Timing Is Opportune for Oil and Gas Investments: Same factors that motivate real estate investors can be found at the bottom of a fossil fuel well

by Philip Racusin

Real estate investors understand the necessity for investment diversification, which is why many of them are adding oil and gas to their portfolios. There also has never been a better time to invest, with many experts advising that buying opportunities for oil and gas today through 2018 are better than 2008 opportunities in the real estate market. With more than $1 trillion in large project cancelations, future demand for oil and gas consumption — which grows at a steady rate — is sure to be unmet, raising future prices.

However attractive the economics, generally speaking, it is hard for an individual investor to gain access to direct oil and gas investments. Yet, advances in crowdfunding technology and regulation, combined with climbing oil and gas prices, now offer an opportunity for savvy real estate investors to branch out. One energy crowdfunding platform is allowing investors to diversify, starting at $5,000, and has created a structure to pass through oil and gas tax benefits to investors.

These unique tax benefits came to pass when President Regan signed the Tax Reform Act of 1986, which recognized the high risk/high reward nature of oil and gas production. It authorized a binding one-time election to expense intangible drilling and development costs, which generally permits an immediate write-off of expenditures that would otherwise be capitalized and amortized.

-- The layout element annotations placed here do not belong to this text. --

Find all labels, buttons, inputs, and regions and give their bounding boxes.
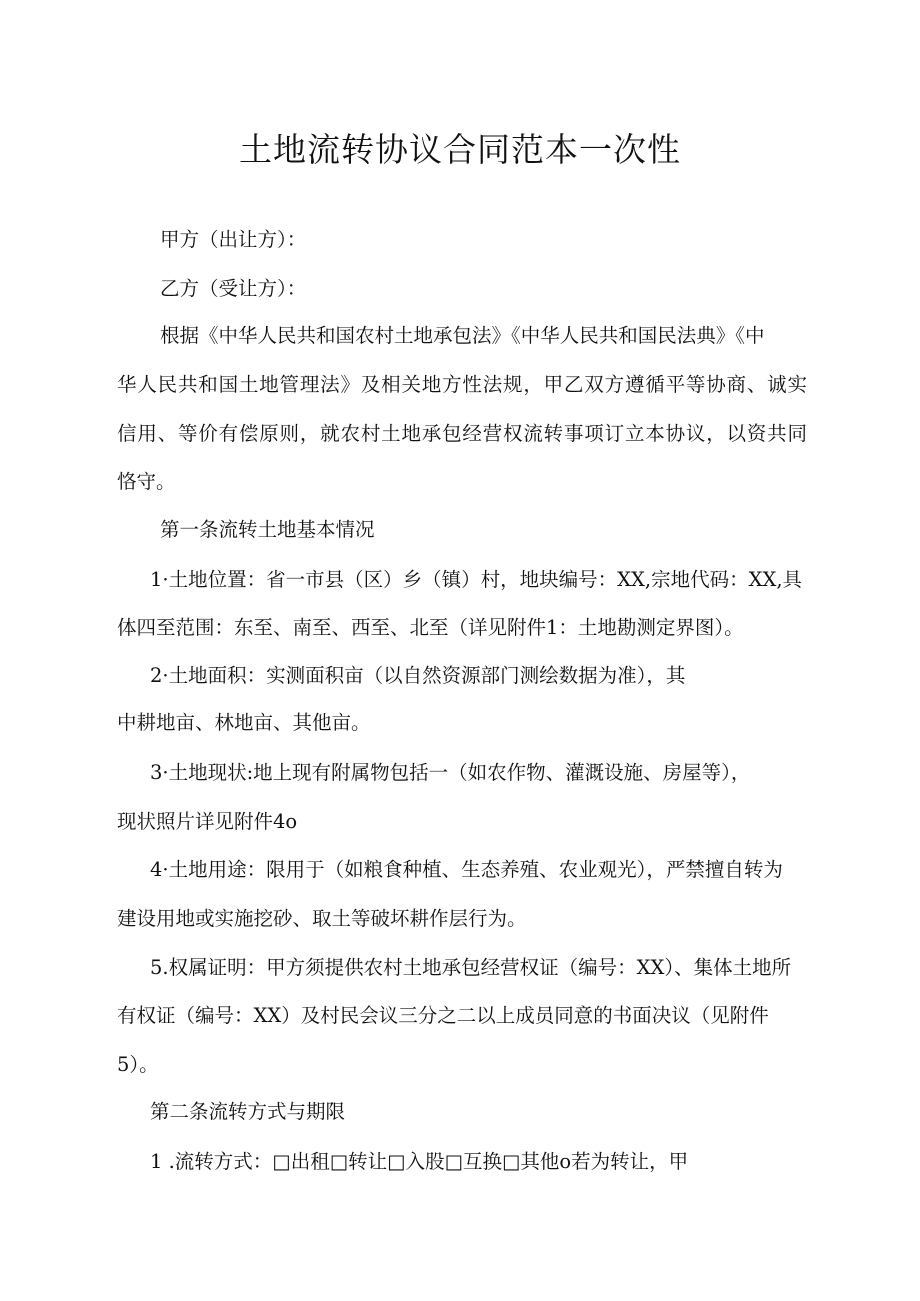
- party-b-line: 乙方（受让方）：: [160, 277, 307, 300]
- preamble-line-1: 根据《中华人民共和国农村土地承包法》《中华人民共和国民法典》《中: [160, 324, 765, 347]
- article1-item4-line-2: 建设用地或实施挖砂、取土等破坏耕作层行为。: [117, 907, 527, 930]
- article1-item5-line-3: 5）。: [117, 1053, 159, 1076]
- article1-item3-line-1: 3·土地现状:地上现有附属物包括一（如农作物、灌溉设施、房屋等），: [150, 761, 751, 784]
- article1-heading: 第一条流转土地基本情况: [160, 518, 375, 541]
- article1-item2-line-1: 2·土地面积：实测面积亩（以自然资源部门测绘数据为准），其: [150, 664, 686, 687]
- preamble-line-3: 信用、等价有偿原则，就农村土地承包经营权流转事项订立本协议，以资共同: [117, 422, 807, 445]
- article1-item3-line-2: 现状照片详见附件4o: [117, 810, 298, 833]
- article1-item1-line-1: 1·土地位置：省一市县（区）乡（镇）村，地块编号：XX,宗地代码：XX,具: [150, 568, 803, 591]
- article1-item4-line-1: 4·土地用途：限用于（如粮食种植、生态养殖、农业观光），严禁擅自转为: [150, 858, 783, 881]
- document-title: 土地流转协议合同范本一次性: [239, 130, 681, 169]
- party-a-line: 甲方（出让方）：: [160, 228, 307, 251]
- article1-item2-line-2: 中耕地亩、林地亩、其他亩。: [117, 711, 371, 734]
- article1-item5-line-1: 5.权属证明：甲方须提供农村土地承包经营权证（编号：XX）、集体土地所: [150, 956, 792, 979]
- article1-item1-line-2: 体四至范围：东至、南至、西至、北至（详见附件1：土地勘测定界图）。: [117, 616, 744, 639]
- preamble-line-4: 恪守。: [117, 470, 176, 493]
- article1-item5-line-2: 有权证（编号：XX）及村民会议三分之二以上成员同意的书面决议（见附件: [117, 1004, 769, 1027]
- preamble-line-2: 华人民共和国土地管理法》及相关地方性法规，甲乙双方遵循平等协商、诚实: [117, 373, 807, 396]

Real estate investors typically are motivated by cash flow, tax benefits and equity. In addition to fulfilling these goals, direct investments in oil and gas projects also allow investors to:

  • Take advantage of short-term tax benefits. Investors may see a near-
    immediate return, whereas it could take decades to get the full tax benefit on real estate investments. For example, if you invest $100,000 in a property, you get to deduct $3,636 per year. Receiving the full tax benefit would take nearly 30 years. If you invest $100,000 in an oil and gas project with “intangible drilling costs,” you can deduct up to 80 percent of your investment, or about $80,000 in the first year. In the 35 percent to 39.6 percent tax brackets, this is equivalent to a 28 percent to 32 percent return in year one. You also would receive additional tax reduction benefits based on production values and depletion of the reserves.
  • Diversify. In addition to being independent of the stock market, returns from these projects are not dependent on the economy, as is the case for the housing market.
  • Less competition and quicker success. When investing in real estate, you compete against large, well-funded rivals, and it can take several years to determine if the investment is a success. In contrast, when investing in smaller oil and gas projects such as those available through crowdfunding, you are not competing against well-funded interests that target projects requiring tens of millions of dollars in investment capital.
  • Reap the rewards of success. Direct investments in oil and gas projects can pay off big and generate revenue many times over drilling costs if the well is productive. This can result in cash flow from monthly or quarterly distributions for many years, with wells in the United States ranging in life from as few as five years to as many as 50 years.

Real estate investors should do their homework and speak with a financial adviser about oil and gas investment — it is a great fit for many portfolios.

 

Philip Racusin is the CEO of EnergyFunders.